Mar 10, 2017 — La santé est un droit de l'Homme, non une marchandise. Ce droit fondamental est consacré en droit interne par l'article L.1110-1 du code de la santé publique : " Le droit fondamental à la protection de la santé doit être mis en oeuvre par tous moyens disponibles au bénéfice de toute personne. "Le droit constitutionnel français proclame également ce droit de façon très explicite : " La Nation (...) garantit à tous, notamment à l'enfant, à la mère et aux vieux travailleurs, la protection de la santé, la sécurité matérielle, le repos et les loisirs." La France reconnaît donc à toute personne le droit de jouir du meilleur état de santé physique et mental qu’elle soit capable d’atteindre, ainsi que son droit à la sécurité sociale, dont les assurances sociales.

L'Etat a donc l'obligation positive de garantir l'effectivité des droits de l'Homme.
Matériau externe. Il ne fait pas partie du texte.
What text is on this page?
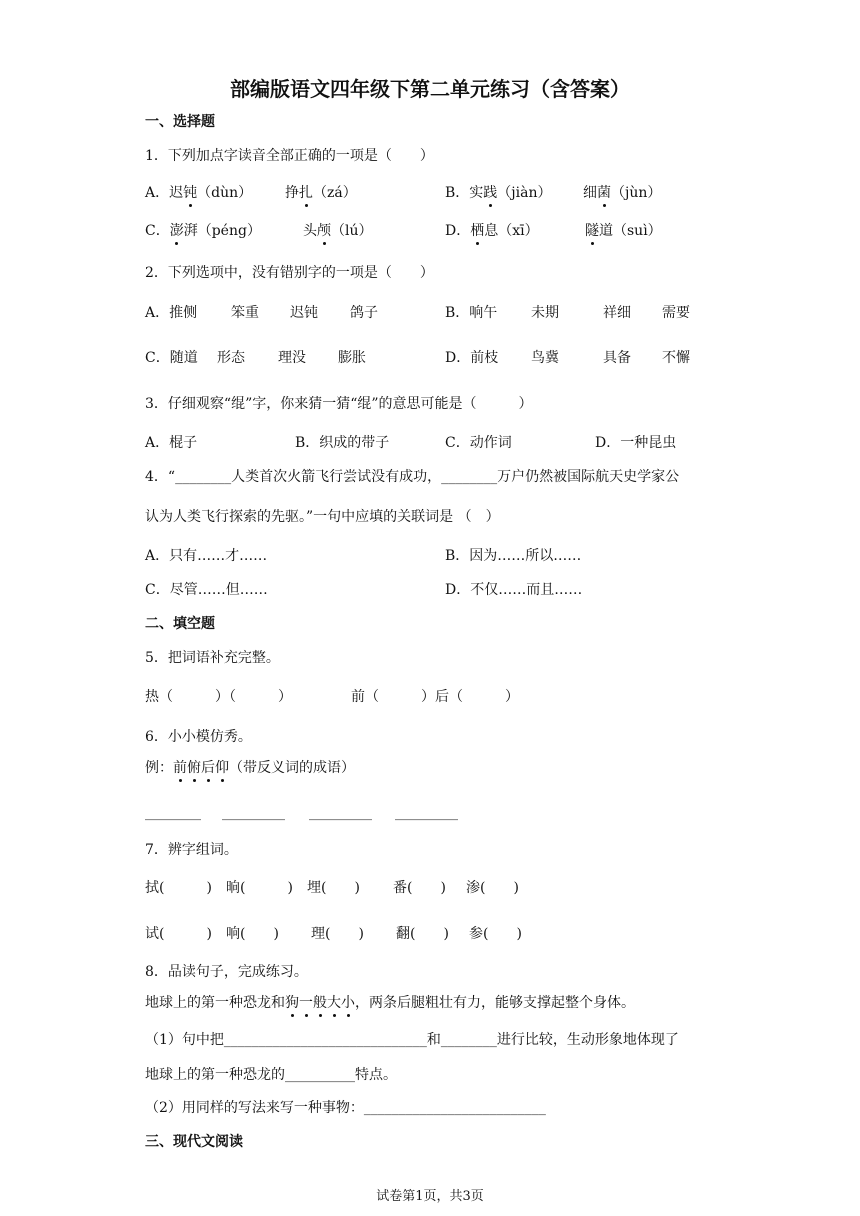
部编版语文四年级下第二单元练习（含答案）
一、选择题
1．下列加点字读音全部正确的一项是（　　）
A．迟钝（dùn） 挣扎（zá）	B．实践（jiàn） 细菌（jùn）
C．澎湃（péng）	头颅（lú）	D．栖息（xī）	隧道（suì）
2．下列选项中，没有错别字的一项是（　　）
A．推侧 笨重 迟钝 鸽子	B．响午 未期	祥细 需要
C．随道 形态 理没 膨胀	D．前枝 鸟冀	具备 不懈
3．仔细观察“绲”字，你来猜一猜“绲”的意思可能是（　　　）
A．棍子	B．织成的带子	C．动作词	D．一种昆虫
4．“________人类首次火箭飞行尝试没有成功，________万户仍然被国际航天史学家公
认为人类飞行探索的先驱。”一句中应填的关联词是 （　）
A．只有……才……	B．因为……所以……
C．尽管……但……	D．不仅……而且……
二、填空题
5．把词语补充完整。
热（　　　）（　　　）	前（　　　）后（　　　）
6．小小模仿秀。
例：前俯后仰（带反义词的成语）
________ _________ _________ _________
7．辨字组词。
拭(　　　) 晌(　　　) 埋(　　) 番(　　) 渗(　　)
试(　　　) 响(　　) 理(　　) 翻(　　) 参(　　)
8．品读句子，完成练习。
地球上的第一种恐龙和狗一般大小，两条后腿粗壮有力，能够支撑起整个身体。
（1）句中把_____________________________和________进行比较，生动形象地体现了
地球上的第一种恐龙的__________特点。
（2）用同样的写法来写一种事物：__________________________
三、现代文阅读
试卷第1页，共3页
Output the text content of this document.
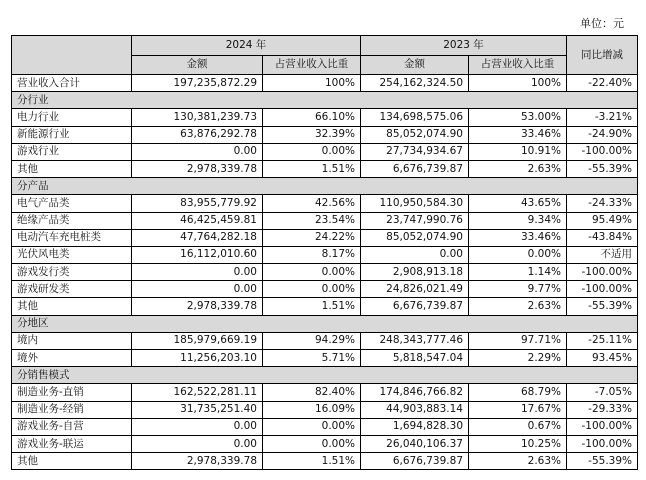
单位：元
	2024 年		2023 年		同比增减
	金额	占营业收入比重	金额	占营业收入比重	
营业收入合计	197,235,872.29	100%	254,162,324.50	100%	-22.40%
分行业					
电力行业	130,381,239.73	66.10%	134,698,575.06	53.00%	-3.21%
新能源行业	63,876,292.78	32.39%	85,052,074.90	33.46%	-24.90%
游戏行业	0.00	0.00%	27,734,934.67	10.91%	-100.00%
其他	2,978,339.78	1.51%	6,676,739.87	2.63%	-55.39%
分产品					
电气产品类	83,955,779.92	42.56%	110,950,584.30	43.65%	-24.33%
绝缘产品类	46,425,459.81	23.54%	23,747,990.76	9.34%	95.49%
电动汽车充电桩类	47,764,282.18	24.22%	85,052,074.90	33.46%	-43.84%
光伏风电类	16,112,010.60	8.17%	0.00	0.00%	不适用
游戏发行类	0.00	0.00%	2,908,913.18	1.14%	-100.00%
游戏研发类	0.00	0.00%	24,826,021.49	9.77%	-100.00%
其他	2,978,339.78	1.51%	6,676,739.87	2.63%	-55.39%
分地区					
境内	185,979,669.19	94.29%	248,343,777.46	97.71%	-25.11%
境外	11,256,203.10	5.71%	5,818,547.04	2.29%	93.45%
分销售模式					
制造业务-直销	162,522,281.11	82.40%	174,846,766.82	68.79%	-7.05%
制造业务-经销	31,735,251.40	16.09%	44,903,883.14	17.67%	-29.33%
游戏业务-自营	0.00	0.00%	1,694,828.30	0.67%	-100.00%
游戏业务-联运	0.00	0.00%	26,040,106.37	10.25%	-100.00%
其他	2,978,339.78	1.51%	6,676,739.87	2.63%	-55.39%
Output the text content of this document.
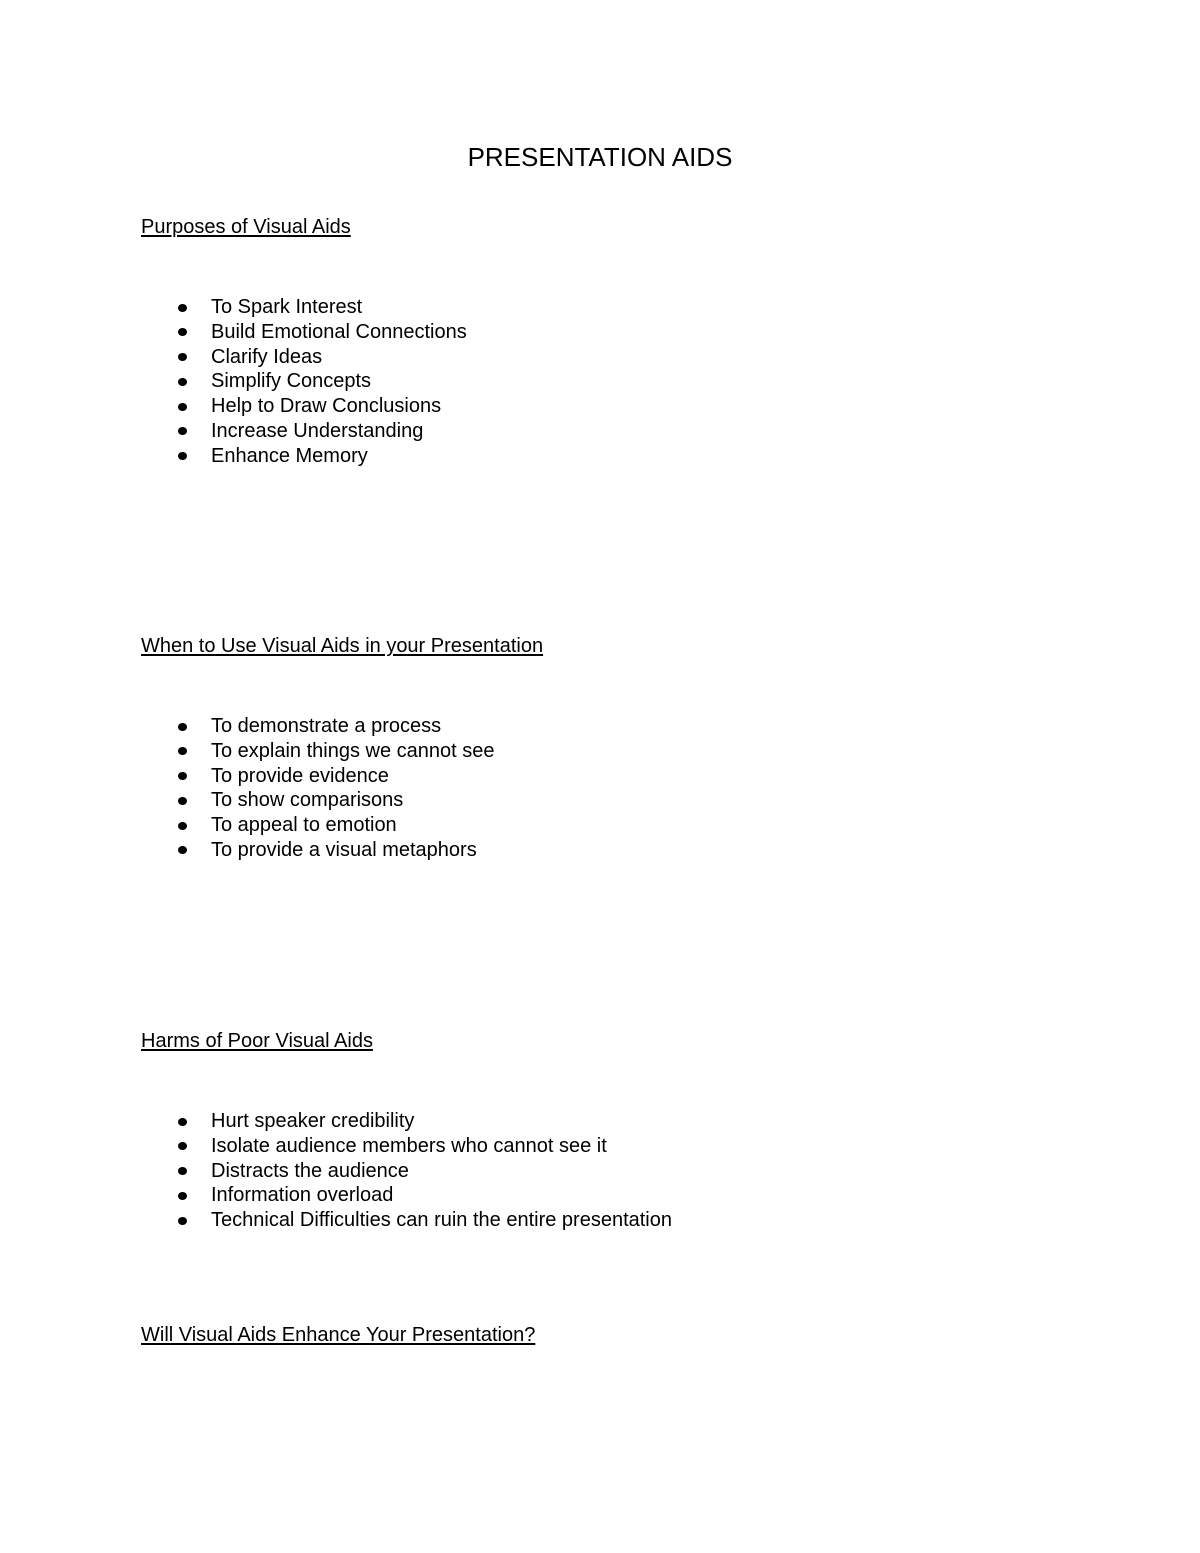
PRESENTATION AIDS
Purposes of Visual Aids
To Spark Interest
Build Emotional Connections
Clarify Ideas
Simplify Concepts
Help to Draw Conclusions
Increase Understanding
Enhance Memory
When to Use Visual Aids in your Presentation
To demonstrate a process
To explain things we cannot see
To provide evidence
To show comparisons
To appeal to emotion
To provide a visual metaphors
Harms of Poor Visual Aids
Hurt speaker credibility
Isolate audience members who cannot see it
Distracts the audience
Information overload
Technical Difficulties can ruin the entire presentation
Will Visual Aids Enhance Your Presentation?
Une obligation positive signifie qu'il appartient à l'Etat, non pas de réduire les droits pour des motifs économiques, mais de trouver les ressources financières pour garantir les moyens nécessaires à l'effectivité des droits garantis.

Le droit à la santé pour tous exige la mise en œuvre d’une réelle politique de santé publique et des mesures concrètes, positives, afin de réintégrer les plus exclus dans le parcours de soins global et de garantir un accès à des soins de même qualité pour un état de santé comparable.

Au nom d’une soi-disant “rationalisation des coûts", les logiques organisationnelles aujourd’hui à l’œuvre au sein des hôpitaux, contribuent à aggraver l’exploitation des corps et à dégrader de manière profonde la santé des "hospitaliers". Or, la Santé, et donc celle de nos équipes soignantes, n'a pas de prix.

Puisque la santé n'est pas une marchandise, il est impératif de redéfinir une carte hospitalière, planifiant le secteur libéral et respectant l'égalité territoriale.

La réforme la plus facile est celle de la tarification hospitalière. En considérant la santé comme un droit de l'Homme, dans la situation actuelle nous devons impérativement combiner trois modes de financement : la T2A, le prix de journée (par exemple dans le soin palliatif) et la dotation globale ( adaptée au traitement des maladies chroniques comme le diabète).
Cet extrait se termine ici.